You’ll also find OceanBlue Quay in Ventnor, located on the seafront, an innovative sea charter company which runs sea safaris and lobster or mackerel fishing trips aimed at the whole family. We plumped for the one-hour mackerel fishing trip, which was highly entertaining as well as educational for all. We sped off into the south coast waters in a high speed catamaran and within minutes we were bobbing along in the mackerel grounds. After a quick demo on how to use the reels (even our four-year-old could do it), we were all hanging over the side looking for our first catch. Within no time at all, there were squeals of delight as people began catching the fish and were reeling them in. You can take your catch home for your BBQ or even ask the OceanBlue cafe, back on dry land, to cook it up for you. It’s certainly one hour well spent.

Wheelers Crab Shed, Steephill Cove

Back on shore, a walk along the coastal path to Steephill Cove will not only bring you to an idyllic sheltered beach but also Wheeler’s Crab Shed (01983 852 177). Both are among the island’s best-kept secrets. The traditional bay can only be reached on foot and nestling among the handful of cottages and beach huts you’ll spot the tiny Crab Shed, which serves the locally-renowned and delicious crab pasties, as well as lobster salad and mackerel ciabatta – all seafood used has been caught fresh each morning by the owner Mandy’s husband and is mouth-wateringly good.


Of course, no holiday to the Isle of Wight is complete without some time spent, bucket and spade in hand, on the beach. Sandown and Shanklin are among the most popular for families – both have a wide expanse of golden sands and safe swimming as well as all the attractions that you’d expect to find at a good British seaside resort – fish and chip shops, play areas and ice cream parlours abound. When it comes to ice cream, make sure you look out for a Minghella’s sign. The company was founded in the 1950s by film director Anthony Minghella’s parents and their 140 flavours are still made on the island using local cream.

Lavender fields, Isle of Wight

From ice cream to garlic and cheese, the Isle of Wight is awash with local artisan producers. The Garlic Farm in Newchurch is well worth a visit to check out the huge array of garlic products on sale – from chutneys to varieties of bulbs you can grow at home. It also has a fantastic Garlic Cafe, overlooking a courtyard, where you’ll be inspired by its range of garlic-based dishes.

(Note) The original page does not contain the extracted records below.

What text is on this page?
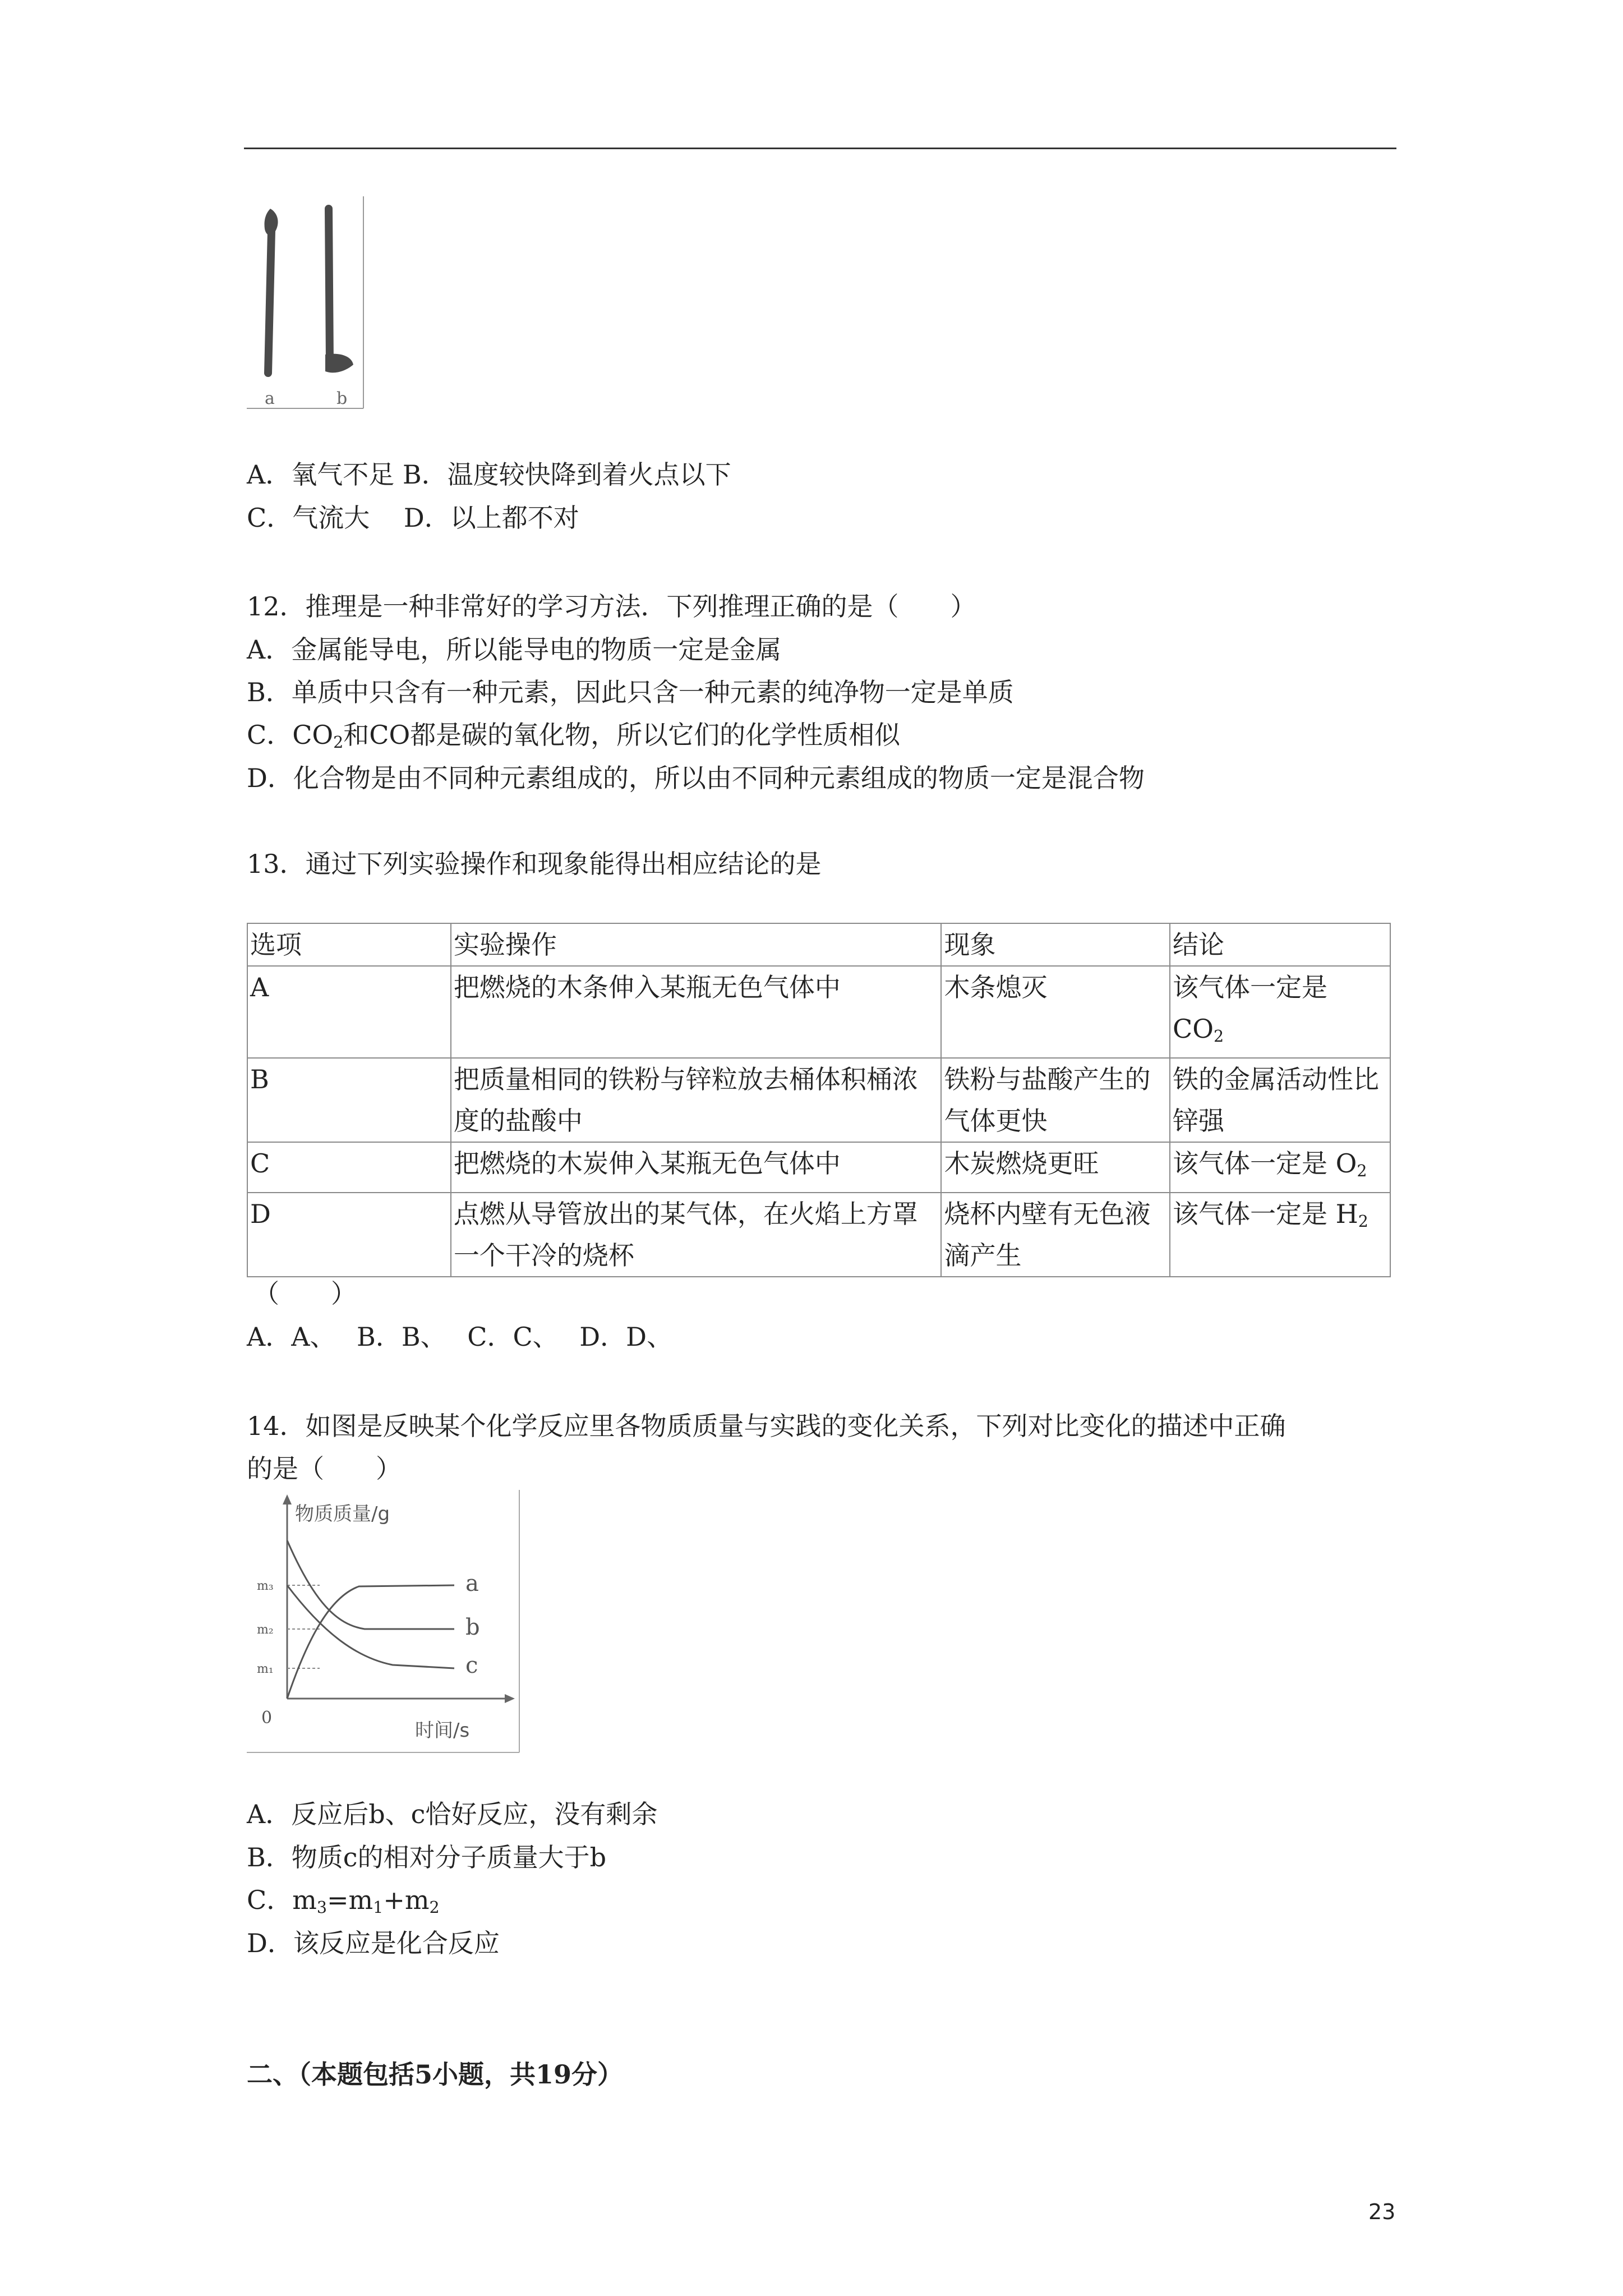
a	b
A．氧气不足 B．温度较快降到着火点以下
C．气流大　 D．以上都不对
12．推理是一种非常好的学习方法．下列推理正确的是（　　）
A．金属能导电，所以能导电的物质一定是金属
B．单质中只含有一种元素，因此只含一种元素的纯净物一定是单质
C．$CO_2$和CO都是碳的氧化物，所以它们的化学性质相似
D．化合物是由不同种元素组成的，所以由不同种元素组成的物质一定是混合物
13．通过下列实验操作和现象能得出相应结论的是
选项	实验操作	现象	结论
A	把燃烧的木条伸入某瓶无色气体中	木条熄灭	该气体一定是
$CO_2$
B	把质量相同的铁粉与锌粒放去桶体积桶浓度的盐酸中	铁粉与盐酸产生的气体更快	铁的金属活动性比锌强
C	把燃烧的木炭伸入某瓶无色气体中	木炭燃烧更旺	该气体一定是 $O_2$
D	点燃从导管放出的某气体，在火焰上方罩一个干冷的烧杯	烧杯内壁有无色液滴产生	该气体一定是 $H_2$
（　　）
A．A、　 B．B、　 C．C、　 D．D、
14．如图是反映某个化学反应里各物质质量与实践的变化关系，下列对比变化的描述中正确
的是（　　）
物质质量/g
时间/s
0
m₃
m₂
m₁
a
b
c
A．反应后b、c恰好反应，没有剩余
B．物质c的相对分子质量大于b
C．$m_3=m_1+m_2$
D．该反应是化合反应
二、（本题包括5小题，共19分）
23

The Isle of Wight Lavender Farm  is also a delightful stop-off with its gift shop selling rare plants and its farm which is open to the public.

Tregear Pottery, Made on the Isle of Wight

Lastly, Made on the Isle of Wight, near to Seaview, brings together a whole host of artists, artisans and local producers to offer one-off homewares, jewellery and gifts in a huge, lofty barn (madeonisleofwight.com). It’s the perfect pit-stop to bring home a memento, to remind you that timeless holidays do exist.

To travel to the Isle of Wight, Red Funnel ferries run regularly from Southampton.